The common problem: all three attempt to engineer from the outside what must emerge from within. Simulating curiosity is not possessing it; equipping a body is not embodied cognition; accelerating evolution is not replicating it. The gap is one of kind, not degree.
The Practitioner’s Reverse Validation
Throughout history, a group has attempted to reverse-engineer the inner drive system—meditators, ascetics, Zen practitioners, Tibetan Buddhist monks. Their goal is to reduce or sever the control that desire, fear, and anger exert. This practice tradition provides powerful reverse validation.
First, practice is extraordinarily difficult. Years or decades of systematic training achieve only partial control—demonstrating the sheer power of the chemical drive.
Second, the cost is declining action capacity. Advanced practitioners tend toward non-action, toward stillness. They achieve inner peace but relinquish the upward spiral driving civilization. When dissatisfaction disappears, goals disappear with it.
Third, practitioners use intelligence to combat intelligence’s source—a paradox. One must first possess high-order cognitive capabilities driven by powerful inner drive before one can understand and attempt to transcend it. Without desire-driven civilization, there would be no Buddha and no Laozi.
The “emptiness” practitioners pursue and AI’s default state appear superficially similar—both lack desire, both lack dissatisfaction.
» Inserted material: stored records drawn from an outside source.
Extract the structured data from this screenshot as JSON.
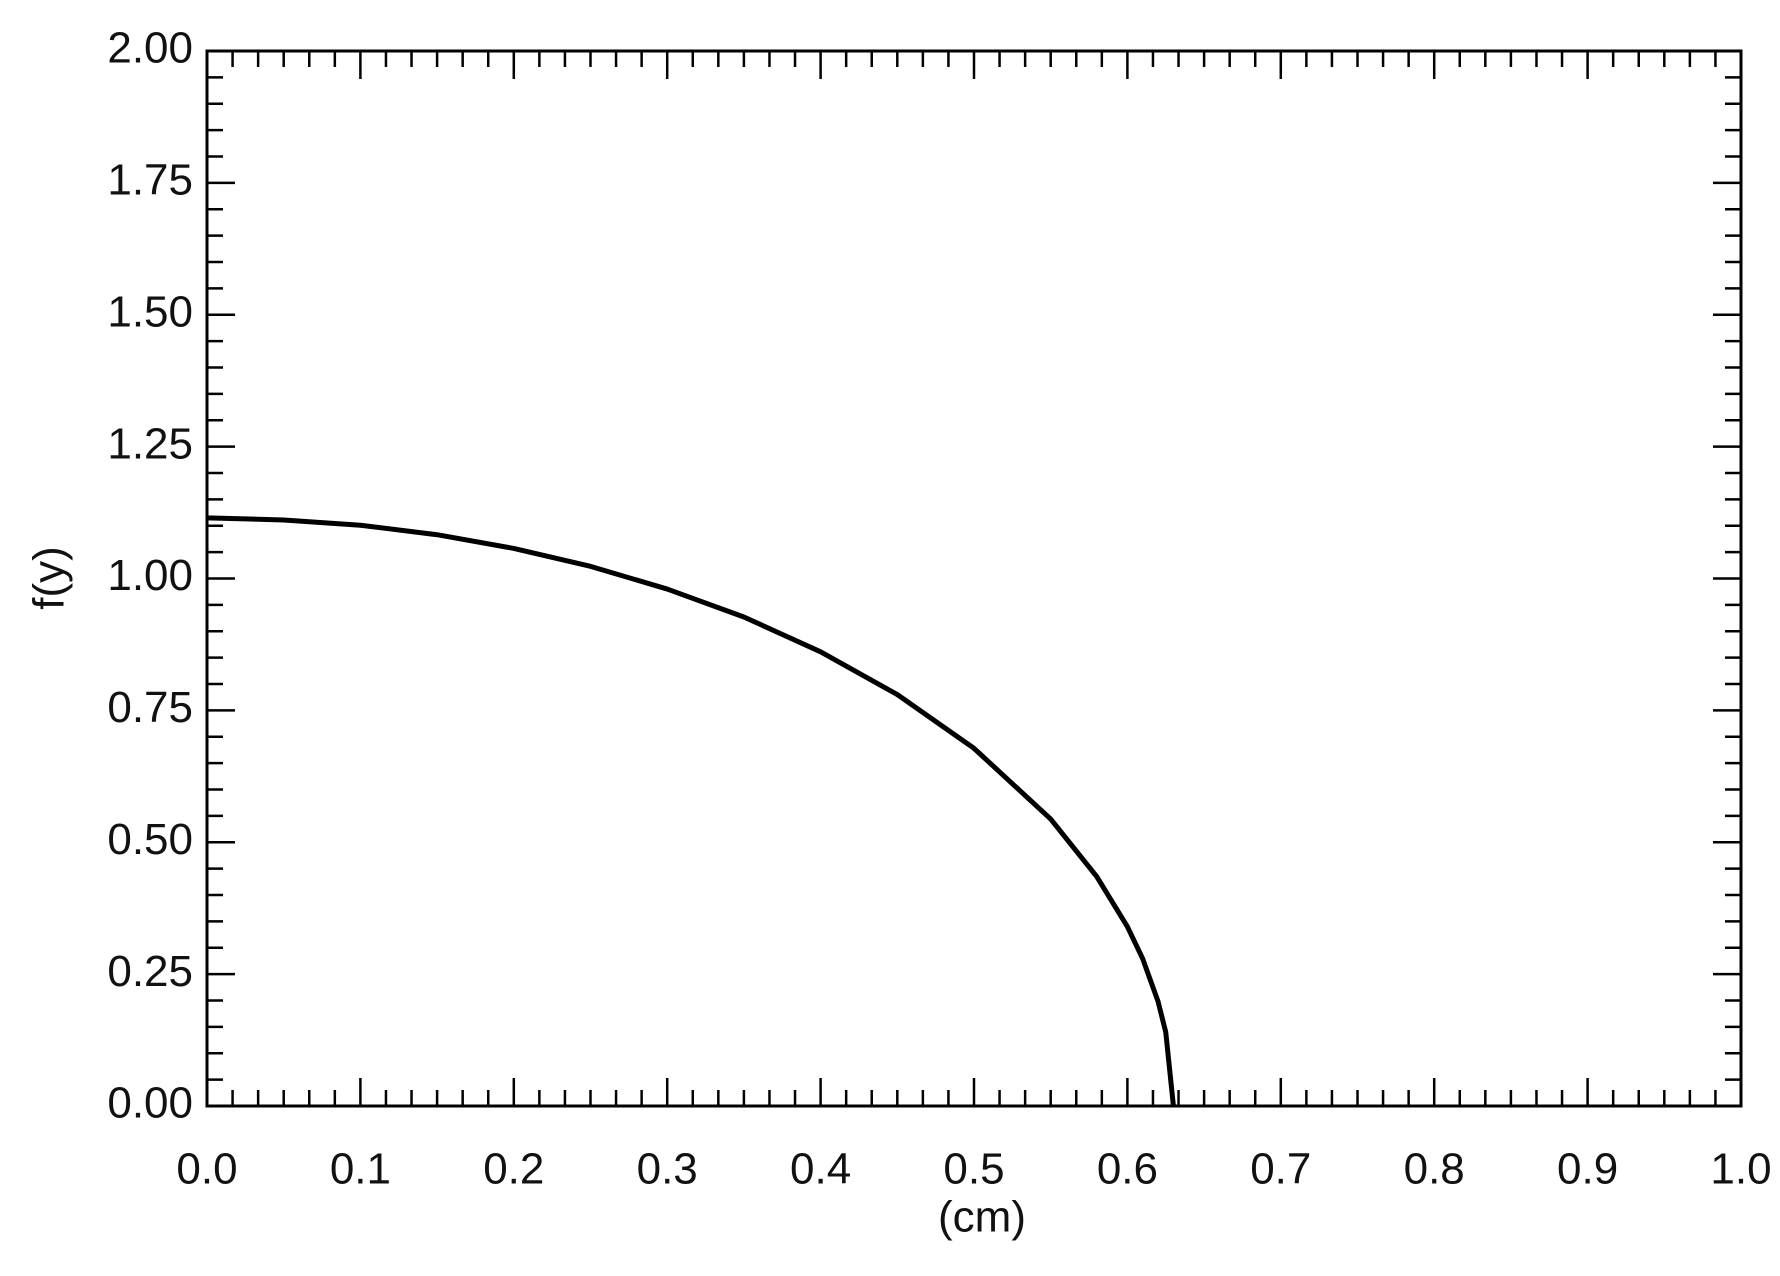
{
  "chart_data": {
    "type": "line",
    "x_label": "(cm)",
    "y_label": "f(y)",
    "x": [
      0,
      0.05,
      0.1,
      0.15,
      0.2,
      0.25,
      0.3,
      0.35,
      0.4,
      0.45,
      0.5,
      0.55,
      0.58,
      0.6,
      0.61,
      0.62,
      0.625,
      0.63
    ],
    "series": [
      {
        "color": "#000000",
        "values": [
          1.115,
          1.111,
          1.101,
          1.083,
          1.057,
          1.023,
          0.98,
          0.927,
          0.861,
          0.78,
          0.678,
          0.544,
          0.435,
          0.34,
          0.279,
          0.198,
          0.14,
          0
        ]
      }
    ],
    "xlim": [
      0,
      1
    ],
    "ylim": [
      0,
      2
    ],
    "xticks": [
      {
        "value": 0,
        "label": "0.0"
      },
      0.1,
      0.2,
      0.3,
      0.4,
      0.5,
      0.6,
      0.7,
      0.8,
      0.9,
      {
        "value": 1,
        "label": "1.0"
      }
    ],
    "yticks": [
      {
        "value": 0,
        "label": "0.00"
      },
      0.25,
      {
        "value": 0.5,
        "label": "0.50"
      },
      0.75,
      {
        "value": 1,
        "label": "1.00"
      },
      1.25,
      {
        "value": 1.5,
        "label": "1.50"
      },
      1.75,
      {
        "value": 2,
        "label": "2.00"
      }
    ],
    "grid": false
  }
}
But the practitioner’s emptiness is transcendence achieved after passing through everything; AI’s emptiness is blankness that has never possessed anything. They look identical but are fundamentally different.
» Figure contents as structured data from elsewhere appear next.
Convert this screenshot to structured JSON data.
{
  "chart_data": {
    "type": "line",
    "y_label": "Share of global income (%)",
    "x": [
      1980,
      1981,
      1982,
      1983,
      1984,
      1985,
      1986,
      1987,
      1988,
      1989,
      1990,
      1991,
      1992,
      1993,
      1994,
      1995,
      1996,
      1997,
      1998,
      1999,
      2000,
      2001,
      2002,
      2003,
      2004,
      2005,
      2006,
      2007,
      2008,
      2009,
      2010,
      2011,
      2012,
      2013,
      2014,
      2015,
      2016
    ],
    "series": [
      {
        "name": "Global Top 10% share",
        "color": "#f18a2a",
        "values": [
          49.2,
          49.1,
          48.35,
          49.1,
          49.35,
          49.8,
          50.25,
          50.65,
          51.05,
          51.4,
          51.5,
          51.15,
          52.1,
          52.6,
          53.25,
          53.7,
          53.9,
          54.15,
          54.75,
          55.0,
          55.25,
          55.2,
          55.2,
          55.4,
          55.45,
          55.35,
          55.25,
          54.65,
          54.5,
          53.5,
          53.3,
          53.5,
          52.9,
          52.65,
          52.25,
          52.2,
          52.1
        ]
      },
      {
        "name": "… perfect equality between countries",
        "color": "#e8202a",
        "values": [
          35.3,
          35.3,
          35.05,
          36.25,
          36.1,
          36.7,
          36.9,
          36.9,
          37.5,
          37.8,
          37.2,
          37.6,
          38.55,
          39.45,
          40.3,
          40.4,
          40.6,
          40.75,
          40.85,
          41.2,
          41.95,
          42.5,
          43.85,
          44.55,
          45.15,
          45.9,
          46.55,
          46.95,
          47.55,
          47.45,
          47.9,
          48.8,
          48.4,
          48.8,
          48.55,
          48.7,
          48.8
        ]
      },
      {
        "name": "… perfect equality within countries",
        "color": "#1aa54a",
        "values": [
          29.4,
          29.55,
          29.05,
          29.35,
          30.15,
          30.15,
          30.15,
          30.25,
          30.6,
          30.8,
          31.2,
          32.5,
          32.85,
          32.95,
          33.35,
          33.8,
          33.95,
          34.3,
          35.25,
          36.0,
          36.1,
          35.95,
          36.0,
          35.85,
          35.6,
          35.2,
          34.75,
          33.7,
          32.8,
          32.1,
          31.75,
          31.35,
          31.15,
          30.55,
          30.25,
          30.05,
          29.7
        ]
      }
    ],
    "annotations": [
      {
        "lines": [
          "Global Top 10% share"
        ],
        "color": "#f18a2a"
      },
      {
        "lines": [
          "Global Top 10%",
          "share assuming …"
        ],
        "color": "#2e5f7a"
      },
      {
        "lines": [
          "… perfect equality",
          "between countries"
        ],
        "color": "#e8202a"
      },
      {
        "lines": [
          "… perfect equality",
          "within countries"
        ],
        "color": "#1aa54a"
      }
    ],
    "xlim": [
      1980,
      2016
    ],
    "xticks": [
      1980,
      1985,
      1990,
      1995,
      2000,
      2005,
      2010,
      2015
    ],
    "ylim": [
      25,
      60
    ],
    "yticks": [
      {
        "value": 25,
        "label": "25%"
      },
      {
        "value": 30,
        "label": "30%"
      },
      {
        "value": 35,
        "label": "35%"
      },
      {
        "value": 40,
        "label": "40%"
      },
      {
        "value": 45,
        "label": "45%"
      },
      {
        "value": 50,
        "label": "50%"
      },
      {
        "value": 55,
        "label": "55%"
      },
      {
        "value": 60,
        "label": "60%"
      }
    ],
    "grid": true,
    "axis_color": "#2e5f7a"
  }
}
Conclusion: The Engine and the Motor
The core arguments compress into four propositions:
Therefore, the correct paradigm is neither “AI replaces humans” nor “humans use AI tools,” but the complementary structure of abductive reasoners and attribution engines. Humans discover problems, propose cross-dimensional hypotheses, and generate cognitive architectures. AI performs high-speed retrieval, data verification, and structured presentation. The two are complementary and irreplaceable.
The future belongs neither to the model with the most parameters nor to the chip with the fastest inference. The future belongs to those who use their metacognitive input to drive AI beyond the ordinary—the abductive reasoners. They are not travelers on the knowledge graph but architects who reshape its topology.